Abstract
In the absence of approved vaccines and therapeutics for use in humans, Nipah virus (NiV) continues to cause fatal outbreaks of encephalitis and respiratory disease in Bangladesh and India on a near-annual basis. We determined that a single dose of a lipid nanoparticle nucleoside-modified messenger RNA vaccine encoding the soluble Hendra virus glycoprotein protected up to 70% of Syrian hamsters from lethal NiV challenge, despite animals having suboptimally primed immune responses before challenge.
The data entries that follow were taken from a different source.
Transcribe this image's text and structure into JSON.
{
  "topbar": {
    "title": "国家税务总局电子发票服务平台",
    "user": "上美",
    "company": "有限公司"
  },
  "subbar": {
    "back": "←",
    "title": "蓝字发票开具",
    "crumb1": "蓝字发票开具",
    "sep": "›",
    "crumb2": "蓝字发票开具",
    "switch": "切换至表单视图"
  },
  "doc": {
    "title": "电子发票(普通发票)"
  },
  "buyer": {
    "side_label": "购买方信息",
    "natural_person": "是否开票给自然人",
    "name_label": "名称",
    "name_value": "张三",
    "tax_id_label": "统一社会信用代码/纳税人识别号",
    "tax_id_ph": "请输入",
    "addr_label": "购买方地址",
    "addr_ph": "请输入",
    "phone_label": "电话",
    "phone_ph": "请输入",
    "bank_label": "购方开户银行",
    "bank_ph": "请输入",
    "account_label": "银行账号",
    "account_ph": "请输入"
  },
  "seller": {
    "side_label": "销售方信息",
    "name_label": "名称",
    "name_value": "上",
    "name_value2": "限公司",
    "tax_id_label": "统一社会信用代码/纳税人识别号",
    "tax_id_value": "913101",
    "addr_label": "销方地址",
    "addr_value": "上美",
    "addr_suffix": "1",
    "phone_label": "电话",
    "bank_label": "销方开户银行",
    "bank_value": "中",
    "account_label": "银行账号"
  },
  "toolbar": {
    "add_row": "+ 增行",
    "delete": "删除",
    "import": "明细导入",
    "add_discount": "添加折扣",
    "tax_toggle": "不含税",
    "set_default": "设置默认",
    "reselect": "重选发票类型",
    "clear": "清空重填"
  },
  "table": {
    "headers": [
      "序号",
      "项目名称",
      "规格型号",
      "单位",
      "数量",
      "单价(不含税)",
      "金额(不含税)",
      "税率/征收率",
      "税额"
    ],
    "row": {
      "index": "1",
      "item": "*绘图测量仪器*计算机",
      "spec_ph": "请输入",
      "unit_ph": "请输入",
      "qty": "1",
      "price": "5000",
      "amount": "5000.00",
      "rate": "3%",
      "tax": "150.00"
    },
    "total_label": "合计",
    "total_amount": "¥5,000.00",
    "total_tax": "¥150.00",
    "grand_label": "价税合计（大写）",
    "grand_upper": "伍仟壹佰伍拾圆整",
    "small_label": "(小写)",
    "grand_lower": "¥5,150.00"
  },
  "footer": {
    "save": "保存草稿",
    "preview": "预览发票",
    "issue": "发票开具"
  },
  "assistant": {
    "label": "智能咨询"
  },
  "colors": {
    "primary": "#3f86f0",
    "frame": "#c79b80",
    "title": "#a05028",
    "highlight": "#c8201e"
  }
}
These data provide a foundation from which to optimize future messenger RNA vaccination studies against NiV and other highly pathogenic viruses.
Keywords: Nipah virus, mRNA vaccine, soluble Hendra virus glycoprotein, virus, hemorrhagic fever, Syrian hamster, disease, lung, brain, CNS, neurological, respiratory
Nipah virus (NiV) is a highly pathogenic zoonotic henipavirus harbored by pteropid bats, from which spillover into the human population has caused near-annual outbreaks of severe encephalitis and respiratory disease in Bangladesh and India since 2001 [1]. Despite the demonstrated in vivo efficacy of viral vector–based and protein subunit–based vaccine platforms encoding henipavirus glycoproteins against NiV infection in non-human primates (NHPs) [2, 3], there is currently no approved vaccine for human use against NiV infection.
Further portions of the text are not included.